Vendor: Look, you slip me the cash, and I'll slip you the wiener.
Brenda: But I don't have any cash!
Vendor: Then I don't have a wiener!

    • Also the song they improvise to get off the stage.
  • Too Dumb to Live: Let's just repeat a bit of Bastard Boyfriend, above: Mike, who is cold and unfaithful toward an absolutely devoted, loving girl who is a dead ringer for a Playboy centerfold.
  • Trailers Always Spoil: The trailer pretty much walked the viewer through the film's main events, including the climax at the Smurfit-Stone building, then actually showed the parents returning home and Chris sitting on the couch, safe and sound. "Any problems?" they ask, to which she casually responds, "No, not really.". Kinda destroys the tension.
  • Urban Legend: Chris is telling one to the kids while heading to the bus station. About the guy with the hook. Guess what the helpful tow truck driver who rescues them a few minutes later is sporting.
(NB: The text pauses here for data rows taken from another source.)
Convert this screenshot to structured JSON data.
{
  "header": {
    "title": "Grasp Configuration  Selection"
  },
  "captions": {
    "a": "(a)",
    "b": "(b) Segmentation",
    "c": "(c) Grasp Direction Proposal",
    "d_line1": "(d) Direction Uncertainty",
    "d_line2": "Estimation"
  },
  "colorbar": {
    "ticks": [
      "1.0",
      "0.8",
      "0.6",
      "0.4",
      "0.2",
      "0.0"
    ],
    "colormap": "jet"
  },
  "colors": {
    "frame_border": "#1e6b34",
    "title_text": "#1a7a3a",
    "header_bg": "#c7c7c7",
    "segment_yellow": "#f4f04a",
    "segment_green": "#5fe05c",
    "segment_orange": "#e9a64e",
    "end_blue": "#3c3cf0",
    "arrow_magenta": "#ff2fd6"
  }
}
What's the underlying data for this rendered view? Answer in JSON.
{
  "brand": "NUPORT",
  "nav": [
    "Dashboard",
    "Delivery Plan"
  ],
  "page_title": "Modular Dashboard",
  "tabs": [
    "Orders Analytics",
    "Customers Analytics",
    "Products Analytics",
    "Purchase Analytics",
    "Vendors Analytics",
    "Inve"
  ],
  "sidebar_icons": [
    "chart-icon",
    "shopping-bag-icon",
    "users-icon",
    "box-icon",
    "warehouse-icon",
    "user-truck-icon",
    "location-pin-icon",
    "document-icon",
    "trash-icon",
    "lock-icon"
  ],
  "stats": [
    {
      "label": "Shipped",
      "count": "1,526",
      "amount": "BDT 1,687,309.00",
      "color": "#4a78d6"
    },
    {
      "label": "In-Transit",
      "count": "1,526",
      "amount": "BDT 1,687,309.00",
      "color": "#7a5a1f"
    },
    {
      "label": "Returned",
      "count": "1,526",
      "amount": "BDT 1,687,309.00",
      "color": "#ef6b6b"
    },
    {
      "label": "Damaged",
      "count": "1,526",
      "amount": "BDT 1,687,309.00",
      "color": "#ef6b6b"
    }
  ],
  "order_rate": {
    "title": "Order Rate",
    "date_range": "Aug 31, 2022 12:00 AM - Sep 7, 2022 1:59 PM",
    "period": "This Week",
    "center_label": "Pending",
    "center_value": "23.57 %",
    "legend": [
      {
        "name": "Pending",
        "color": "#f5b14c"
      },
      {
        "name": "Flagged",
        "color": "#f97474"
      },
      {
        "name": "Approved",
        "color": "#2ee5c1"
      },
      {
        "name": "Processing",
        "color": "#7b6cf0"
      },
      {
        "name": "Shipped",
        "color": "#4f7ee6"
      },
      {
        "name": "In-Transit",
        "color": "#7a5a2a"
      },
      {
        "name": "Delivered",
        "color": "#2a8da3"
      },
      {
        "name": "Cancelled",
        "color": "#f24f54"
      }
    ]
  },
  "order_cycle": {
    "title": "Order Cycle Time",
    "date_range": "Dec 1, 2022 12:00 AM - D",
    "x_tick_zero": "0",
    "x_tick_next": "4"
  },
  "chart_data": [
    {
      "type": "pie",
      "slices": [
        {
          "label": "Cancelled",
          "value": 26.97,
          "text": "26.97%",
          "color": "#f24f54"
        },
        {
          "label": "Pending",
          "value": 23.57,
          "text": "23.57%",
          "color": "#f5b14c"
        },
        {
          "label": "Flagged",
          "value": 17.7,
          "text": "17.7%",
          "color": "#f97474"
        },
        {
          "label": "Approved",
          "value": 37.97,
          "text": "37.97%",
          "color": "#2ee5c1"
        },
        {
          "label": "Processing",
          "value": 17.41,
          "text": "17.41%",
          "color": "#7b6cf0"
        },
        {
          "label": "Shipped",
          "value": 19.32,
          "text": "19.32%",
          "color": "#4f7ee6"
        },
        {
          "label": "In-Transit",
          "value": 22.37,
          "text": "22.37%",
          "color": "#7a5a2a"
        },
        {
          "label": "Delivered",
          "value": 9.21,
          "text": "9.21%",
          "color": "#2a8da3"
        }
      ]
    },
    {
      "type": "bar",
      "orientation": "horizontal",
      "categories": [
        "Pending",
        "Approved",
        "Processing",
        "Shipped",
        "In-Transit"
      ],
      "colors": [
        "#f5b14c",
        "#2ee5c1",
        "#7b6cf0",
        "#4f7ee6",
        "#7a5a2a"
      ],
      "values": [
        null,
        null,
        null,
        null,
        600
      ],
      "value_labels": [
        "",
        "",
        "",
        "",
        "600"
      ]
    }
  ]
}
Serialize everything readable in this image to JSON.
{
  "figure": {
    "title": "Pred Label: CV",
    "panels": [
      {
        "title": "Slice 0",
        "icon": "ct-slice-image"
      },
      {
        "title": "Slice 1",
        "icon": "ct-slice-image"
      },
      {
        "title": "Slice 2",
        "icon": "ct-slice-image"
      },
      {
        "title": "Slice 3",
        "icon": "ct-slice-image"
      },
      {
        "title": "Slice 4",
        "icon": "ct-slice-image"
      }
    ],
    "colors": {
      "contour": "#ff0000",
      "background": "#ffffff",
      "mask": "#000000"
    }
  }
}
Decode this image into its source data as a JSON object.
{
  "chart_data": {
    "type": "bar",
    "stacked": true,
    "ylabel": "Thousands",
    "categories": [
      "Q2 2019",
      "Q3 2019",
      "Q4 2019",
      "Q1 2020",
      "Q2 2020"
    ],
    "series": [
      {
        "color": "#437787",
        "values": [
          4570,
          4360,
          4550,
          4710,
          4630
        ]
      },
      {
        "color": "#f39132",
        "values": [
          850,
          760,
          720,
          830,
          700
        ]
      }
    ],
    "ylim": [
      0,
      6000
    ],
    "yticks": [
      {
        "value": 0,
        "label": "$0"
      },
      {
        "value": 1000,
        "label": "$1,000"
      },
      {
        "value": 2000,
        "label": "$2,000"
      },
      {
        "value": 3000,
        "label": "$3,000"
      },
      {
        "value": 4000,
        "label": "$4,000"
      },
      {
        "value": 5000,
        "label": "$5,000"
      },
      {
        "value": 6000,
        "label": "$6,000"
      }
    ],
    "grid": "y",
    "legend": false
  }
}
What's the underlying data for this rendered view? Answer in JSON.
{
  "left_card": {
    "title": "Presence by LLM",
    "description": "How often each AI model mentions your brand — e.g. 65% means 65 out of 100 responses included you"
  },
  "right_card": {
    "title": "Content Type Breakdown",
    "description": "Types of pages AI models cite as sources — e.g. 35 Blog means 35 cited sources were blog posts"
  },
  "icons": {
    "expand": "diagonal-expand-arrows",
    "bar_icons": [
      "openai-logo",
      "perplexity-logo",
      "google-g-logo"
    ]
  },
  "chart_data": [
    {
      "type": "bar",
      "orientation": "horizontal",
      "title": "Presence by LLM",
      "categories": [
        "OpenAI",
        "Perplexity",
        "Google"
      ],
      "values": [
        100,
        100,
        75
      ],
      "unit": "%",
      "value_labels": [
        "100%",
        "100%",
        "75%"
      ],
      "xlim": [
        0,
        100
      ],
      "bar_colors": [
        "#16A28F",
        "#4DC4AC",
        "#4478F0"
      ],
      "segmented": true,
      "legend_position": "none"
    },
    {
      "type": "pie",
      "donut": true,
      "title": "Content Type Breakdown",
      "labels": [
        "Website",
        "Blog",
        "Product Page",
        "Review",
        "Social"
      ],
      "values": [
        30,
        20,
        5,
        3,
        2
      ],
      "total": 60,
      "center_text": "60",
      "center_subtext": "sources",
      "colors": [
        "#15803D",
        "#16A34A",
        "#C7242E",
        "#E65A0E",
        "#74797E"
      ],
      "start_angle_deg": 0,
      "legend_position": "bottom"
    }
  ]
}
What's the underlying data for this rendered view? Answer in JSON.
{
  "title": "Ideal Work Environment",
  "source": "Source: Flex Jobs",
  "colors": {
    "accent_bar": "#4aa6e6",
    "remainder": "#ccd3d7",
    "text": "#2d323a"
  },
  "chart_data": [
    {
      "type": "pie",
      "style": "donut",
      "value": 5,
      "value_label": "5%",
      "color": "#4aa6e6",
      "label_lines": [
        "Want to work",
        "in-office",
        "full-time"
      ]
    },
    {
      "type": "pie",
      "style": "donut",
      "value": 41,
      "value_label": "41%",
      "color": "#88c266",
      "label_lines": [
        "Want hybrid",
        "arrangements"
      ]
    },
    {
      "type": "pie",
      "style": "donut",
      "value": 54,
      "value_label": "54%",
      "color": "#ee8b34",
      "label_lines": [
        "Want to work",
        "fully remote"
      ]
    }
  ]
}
  • Worst Aid: CHRIS PULLED THE KNIFE OUT OF BRAD'S FOOT!
    • Okay, it was a toe. But perhaps she deserved the scare where the ER doc confused them for asking about a different patient and told him "their friend" was dead, when Brad was actually just fine.
    • Besides, it was needed to scare off the gang members.
  • Younger Than They Look: The prostitute. Or so she claims.